1. Synchronization : The server broadcasts the latest weight $w_{\tau E}^{\mathcal{G}}$to all clients. Each client updates its own weight parameter: $w_{\tau E}^k=w_{\tau E}^G$
2. Local training : when $i=0,\cdots ,s_t^k-When\; 1$ , each device has its own loss function$F_k$Transportation SGD calculation: $$w_{\tau E+i+1}^k=w_{\tau E+i}^k-{the}_{}{g}_{\tau E+i}^k$$Here ${the}_{}$is with $\tau$ decaylearning rate,$0\le s_t^k\le E$ represents the number of time steps of local updates done in this round. $g_t^k=\nabla F_k(w_t^k,X_t^k)$ is the device$The\; stochastic\; gradient\; of\; k$ , where$X_t^k$Represents the data of the local mini-batch. We also define ${\bar{g}}_t^k=\nabla F_k(w_t^k)$ means the devicekkThe full batch gradient of$k$${\bar{g}}_t^k={\mathbb{E}}_{X_t^k}[g_t^k]$
3. 码线：电视器砖线梯度可生活在于安全权重parameters：$$\begin{gathered} w_{(\tau +1)E}^{\mathcal{G}}=w_{\tau E}^G+\sum _{k=1}^N{p}_t^k(w_{\tau E+s_t^k}-w_{\tau E}^G) \\ {w}_{(\tau +1)E}^G=w_{\tau E}^G-\sum _{k=1}^N{p}_t^k\sum _{i=0}^{s_t^k}{the}_{}{g}_{\tau E+i}^k \end{gathered}$$If $s_t^k=0$ (that is, device$k$ at the$\tau$ round without any update), then we say device$k$ at the$The\; tau$ round isinactive. If$0<s_t^k<E$ , then we say the device$k$ isincomplete. We will each$s_t^k$As a random variable following any distribution, if $s_t^k$have different distributions, then they are heterogeneous, otherwise they are homogeneous.
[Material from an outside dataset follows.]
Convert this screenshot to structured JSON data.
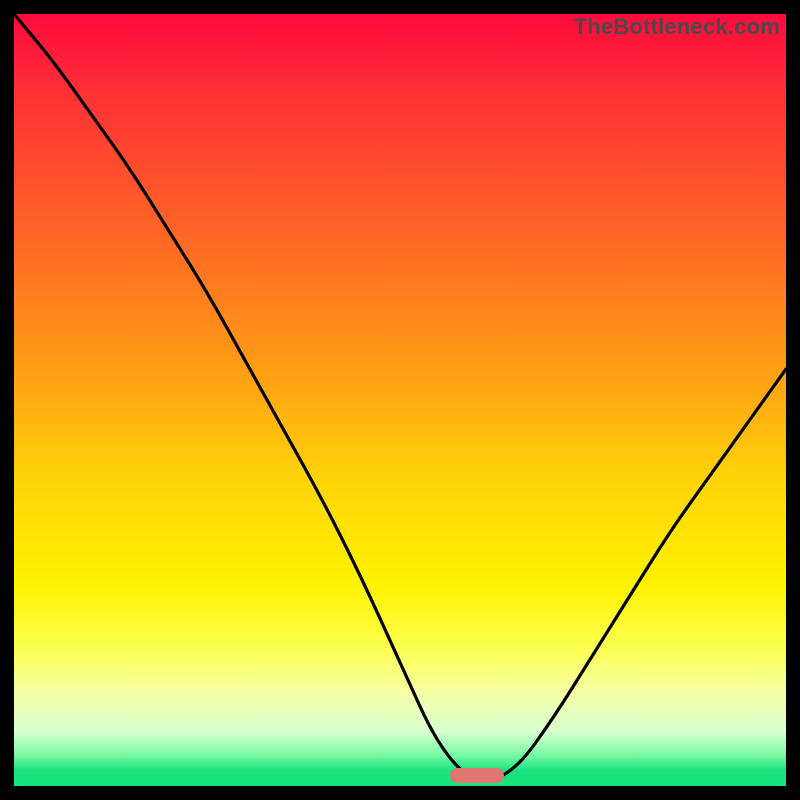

At the same time, we allow the aggregated weight coefficient $p_t^k$With time steps $\tau$ changes. (Generally$p_t^k$is $s_t^k$The function)

As a special case, traditional FedAvg assumes that all devices complete all $E$ time step training, so$s_t^k\equiv E.$ _ And the aggregation coefficient p τ k ≡ pk p_\tau^k\equiv p^kused by FedAvg participated by all devices$p_t^k\equiv p^k$ , so the right side of the previous formula can be written as:$$w_{(\tau +1)E}^{\mathcal{G}}=\sum _{k=1}^N{p}_t^k{w}_{\tau E}^k$$This is because gradient aggregation is equivalent to directly aggregating model parameters .

3.2 General convergence bound

  This part proves the following convergence bounds through various assumptions (including Lipschitz gradient, etc.):

3.3 Global Goal Transfer

  This chapter describes the phenomenon that the global loss function is shifted towards the device due to the acceptance of the weights of the specific device. The article has the following theorem:

  The article then derives a new convergence bound in the case of global target shifts.